The first section of
this conversation is eerie to read, more specifically because I'm working my way through David Brin's Kiln People for a second time. It's delightfully mind-bending.
The setup in that book is of temporary, one-day-only clay copies of humans. Who can make it home at the end of the day and upload the memories...or not.
The diagram for that would go like this: Being A makes temp copies B C and D. A is always the original, in this case. C and D run errands too tedious to need to remember. Or they engage in a war against other copies and are killed. (There's this great scene that has a golem painted with a target running away from a whole band of hunters...and at least one of the hunters has the same face and therefor the same original as the prey...and is enjoying both roles at the same time)
Meanwhile B narrowly escapes death in a grand adventure, and makes it home to A. Uploads memory, B gains 'afterlife' in A's head.
The difference here is of course not true cloning, the copies are meant to be xeroxed golems, temporary. The copy always knows it is the copy.
Magnify the scale, you get someone whose sole purpose is being the original, gathering in all memories from all copies and distributing this to new ones. A 'continuity being' was the term used. I suspect there are some of those around Puzzlebox already. The theme of grasping for knowledge and experiences already runs all over the Mess, through so many established characters and places.
Or take another slant, having the copies constantly remotely updating. This wasn't in the book per-say, but it's another extension of the concept. Squizzle seems to do this updating, if not constantly at least periodically. How many copy-uploads can one mind-entity take? That's assuming the central uplink is a mind, not a computer storage device. Capacities would only tend towards expansion.
On a side note I was talking to Jeremy late last night on the otherwise empty muck, and he commented that so many PBians seem to be projections. Somewhat of an extreme of mind-body separation. The minds themselves are often somewhere else, or in a different form than the perceived body. Maybe it's unconscious or probably conscious choice to play a character's body removed through some levels from the mind. There's a certain fascinating irony of being literally a mind controlling a body which controls another mind which controls another body... (my physical mind controlling my fingers to tell the computer's mind what do display on the screen which controls the character's mind embedded in the context of the Puzzlebox to control the self/body image...)
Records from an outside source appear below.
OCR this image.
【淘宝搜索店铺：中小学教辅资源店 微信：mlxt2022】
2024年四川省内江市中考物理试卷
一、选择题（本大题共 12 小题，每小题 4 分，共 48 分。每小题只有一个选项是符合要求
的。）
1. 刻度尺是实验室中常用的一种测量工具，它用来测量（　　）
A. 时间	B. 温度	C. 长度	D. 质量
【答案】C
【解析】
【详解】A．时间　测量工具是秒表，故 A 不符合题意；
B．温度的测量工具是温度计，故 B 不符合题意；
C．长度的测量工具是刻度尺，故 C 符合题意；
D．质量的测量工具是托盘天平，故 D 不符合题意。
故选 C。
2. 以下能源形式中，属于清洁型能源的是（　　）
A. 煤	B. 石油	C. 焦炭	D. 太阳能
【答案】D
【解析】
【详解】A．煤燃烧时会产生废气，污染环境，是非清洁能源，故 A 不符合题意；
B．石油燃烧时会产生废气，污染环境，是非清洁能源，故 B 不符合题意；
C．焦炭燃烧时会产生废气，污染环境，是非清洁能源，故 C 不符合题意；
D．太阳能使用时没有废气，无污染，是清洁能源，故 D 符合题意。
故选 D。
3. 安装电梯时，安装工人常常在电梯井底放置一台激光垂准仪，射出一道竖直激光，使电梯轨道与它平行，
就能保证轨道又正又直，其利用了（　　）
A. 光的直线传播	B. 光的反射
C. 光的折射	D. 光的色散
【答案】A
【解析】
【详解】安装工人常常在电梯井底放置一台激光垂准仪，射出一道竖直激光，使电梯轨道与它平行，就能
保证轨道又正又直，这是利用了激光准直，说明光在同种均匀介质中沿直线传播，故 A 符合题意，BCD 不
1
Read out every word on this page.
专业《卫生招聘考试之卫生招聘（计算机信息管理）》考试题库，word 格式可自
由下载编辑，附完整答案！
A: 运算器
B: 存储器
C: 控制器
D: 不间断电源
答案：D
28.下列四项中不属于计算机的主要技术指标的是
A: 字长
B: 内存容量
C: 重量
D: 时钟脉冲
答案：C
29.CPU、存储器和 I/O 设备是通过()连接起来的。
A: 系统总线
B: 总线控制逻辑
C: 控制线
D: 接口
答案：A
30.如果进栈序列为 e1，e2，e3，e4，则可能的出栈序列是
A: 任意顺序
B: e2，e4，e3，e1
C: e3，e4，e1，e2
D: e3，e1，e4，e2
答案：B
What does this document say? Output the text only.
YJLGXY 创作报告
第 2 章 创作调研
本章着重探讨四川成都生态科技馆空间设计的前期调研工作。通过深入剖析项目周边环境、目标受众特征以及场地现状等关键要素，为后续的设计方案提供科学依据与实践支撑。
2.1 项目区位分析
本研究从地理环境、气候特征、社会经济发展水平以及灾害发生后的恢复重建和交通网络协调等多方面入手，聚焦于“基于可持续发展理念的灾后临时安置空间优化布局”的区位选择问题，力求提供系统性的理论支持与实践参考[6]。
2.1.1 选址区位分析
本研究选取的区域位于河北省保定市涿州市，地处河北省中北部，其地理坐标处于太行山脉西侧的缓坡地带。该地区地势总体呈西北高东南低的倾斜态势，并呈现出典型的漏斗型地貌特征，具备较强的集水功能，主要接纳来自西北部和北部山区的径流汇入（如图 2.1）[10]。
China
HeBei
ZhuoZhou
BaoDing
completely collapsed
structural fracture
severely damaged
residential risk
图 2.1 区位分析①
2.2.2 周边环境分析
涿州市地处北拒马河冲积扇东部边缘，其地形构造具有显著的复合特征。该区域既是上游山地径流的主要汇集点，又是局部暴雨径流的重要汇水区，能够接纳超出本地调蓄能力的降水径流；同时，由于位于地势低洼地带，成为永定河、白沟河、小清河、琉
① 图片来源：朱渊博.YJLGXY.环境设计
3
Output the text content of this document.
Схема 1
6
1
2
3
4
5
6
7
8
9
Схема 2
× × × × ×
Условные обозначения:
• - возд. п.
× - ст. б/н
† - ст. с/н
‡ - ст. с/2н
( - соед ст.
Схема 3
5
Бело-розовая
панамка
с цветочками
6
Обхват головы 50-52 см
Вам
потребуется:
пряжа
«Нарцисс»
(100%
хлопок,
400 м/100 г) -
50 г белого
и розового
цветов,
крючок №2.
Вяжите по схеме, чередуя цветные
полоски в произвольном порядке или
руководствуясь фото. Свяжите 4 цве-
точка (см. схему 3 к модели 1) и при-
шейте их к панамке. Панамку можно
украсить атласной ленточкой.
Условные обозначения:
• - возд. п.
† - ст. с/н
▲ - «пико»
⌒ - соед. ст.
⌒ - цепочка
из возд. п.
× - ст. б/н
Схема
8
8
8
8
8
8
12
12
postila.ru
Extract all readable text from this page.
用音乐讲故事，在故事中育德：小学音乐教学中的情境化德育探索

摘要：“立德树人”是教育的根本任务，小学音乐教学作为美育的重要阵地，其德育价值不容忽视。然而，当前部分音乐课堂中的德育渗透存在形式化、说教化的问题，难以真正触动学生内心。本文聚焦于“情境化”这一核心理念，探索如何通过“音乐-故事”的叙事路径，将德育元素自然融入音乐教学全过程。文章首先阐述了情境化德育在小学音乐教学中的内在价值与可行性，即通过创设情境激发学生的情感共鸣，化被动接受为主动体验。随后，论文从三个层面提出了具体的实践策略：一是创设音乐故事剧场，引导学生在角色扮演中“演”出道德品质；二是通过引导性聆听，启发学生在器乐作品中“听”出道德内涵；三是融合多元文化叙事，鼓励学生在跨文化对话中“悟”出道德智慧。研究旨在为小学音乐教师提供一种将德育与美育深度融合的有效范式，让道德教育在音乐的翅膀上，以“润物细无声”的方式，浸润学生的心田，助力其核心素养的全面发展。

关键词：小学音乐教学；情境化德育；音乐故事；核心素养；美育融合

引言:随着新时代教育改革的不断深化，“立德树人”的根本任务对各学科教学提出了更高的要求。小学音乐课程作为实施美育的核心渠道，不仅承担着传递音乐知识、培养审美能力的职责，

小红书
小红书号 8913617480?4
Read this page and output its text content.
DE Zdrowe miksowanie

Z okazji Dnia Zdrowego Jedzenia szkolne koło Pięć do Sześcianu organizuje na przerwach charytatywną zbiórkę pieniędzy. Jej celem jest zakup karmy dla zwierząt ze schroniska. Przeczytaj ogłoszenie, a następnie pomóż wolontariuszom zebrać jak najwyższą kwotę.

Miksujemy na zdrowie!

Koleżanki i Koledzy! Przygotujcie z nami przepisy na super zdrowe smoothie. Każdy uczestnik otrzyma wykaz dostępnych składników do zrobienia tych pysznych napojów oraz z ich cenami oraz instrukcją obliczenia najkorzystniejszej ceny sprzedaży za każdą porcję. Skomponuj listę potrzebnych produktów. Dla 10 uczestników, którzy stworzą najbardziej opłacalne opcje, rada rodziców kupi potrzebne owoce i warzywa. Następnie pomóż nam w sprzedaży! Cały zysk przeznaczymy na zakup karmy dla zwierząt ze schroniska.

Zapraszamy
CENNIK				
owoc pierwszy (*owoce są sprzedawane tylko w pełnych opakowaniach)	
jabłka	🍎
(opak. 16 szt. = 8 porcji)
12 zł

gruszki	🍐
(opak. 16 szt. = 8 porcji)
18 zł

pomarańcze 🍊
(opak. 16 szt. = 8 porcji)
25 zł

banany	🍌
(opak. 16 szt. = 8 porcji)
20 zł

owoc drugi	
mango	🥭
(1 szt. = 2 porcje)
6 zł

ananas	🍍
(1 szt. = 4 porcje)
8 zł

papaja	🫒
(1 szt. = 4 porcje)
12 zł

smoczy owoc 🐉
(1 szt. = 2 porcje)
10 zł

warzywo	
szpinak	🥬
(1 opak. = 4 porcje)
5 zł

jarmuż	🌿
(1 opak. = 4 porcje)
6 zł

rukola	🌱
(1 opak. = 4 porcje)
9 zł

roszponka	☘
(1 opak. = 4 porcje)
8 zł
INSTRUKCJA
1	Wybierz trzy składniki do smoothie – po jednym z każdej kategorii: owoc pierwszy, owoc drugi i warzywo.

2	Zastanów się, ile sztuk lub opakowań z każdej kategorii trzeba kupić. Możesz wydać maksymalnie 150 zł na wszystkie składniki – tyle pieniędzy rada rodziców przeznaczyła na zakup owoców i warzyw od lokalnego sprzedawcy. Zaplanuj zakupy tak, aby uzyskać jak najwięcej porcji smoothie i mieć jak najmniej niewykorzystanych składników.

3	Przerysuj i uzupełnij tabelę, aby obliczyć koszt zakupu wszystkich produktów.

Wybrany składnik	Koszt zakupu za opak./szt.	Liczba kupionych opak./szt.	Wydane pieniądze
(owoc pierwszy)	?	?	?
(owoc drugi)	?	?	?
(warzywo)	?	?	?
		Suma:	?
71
*ahem* Sorry, got all meta for a sec.
Getting back to things, the context of the world is a great place to explore originality vs. copies, especially when the copied mind is exactly the same as the original. Barring memory inloads or swapping, cloned beings would tend to diverge. Mental divergence might reach an point-of-no-remerge, depending on outside factors and experiences of beings A and B.
Going along with Twin's statement, if we're the sum of our experiences, then we can subtract from that experiences we did not have (or, upload later). Copy A is killed, copy B is not. Copy B does not instinctively know what it is like to be killed, even from *watching* copy A. But if both A and B were upstreaming to copy C, the combined mix of perspectives would be maddening to C. Being both dead and not-dead forcefully merged could be damaging. One unit at a time is preferable. Saving memory dumps for later would also be safer, but would not work in any potentially fatal situation.
Which is kinda the background for Nikolai's constant updating. He can't afford to lose any data upon death, so he streams all of it. It was only supposed to be one copy at a time, one way straight back to (presumably) the source. At death of any copy an new one would nearly instantly be generated with only a minute or so loss. That's if the system works right. And if the previous copy actually dies or ceases to uplink before a new one is generated. Nothing is perfect, however. Corrupted streams, uplink failures--or perhaps a lost not-yet-dead copy still uploading (hint hint)--would reinforce problems with every new regeneration...and would drive someone mad.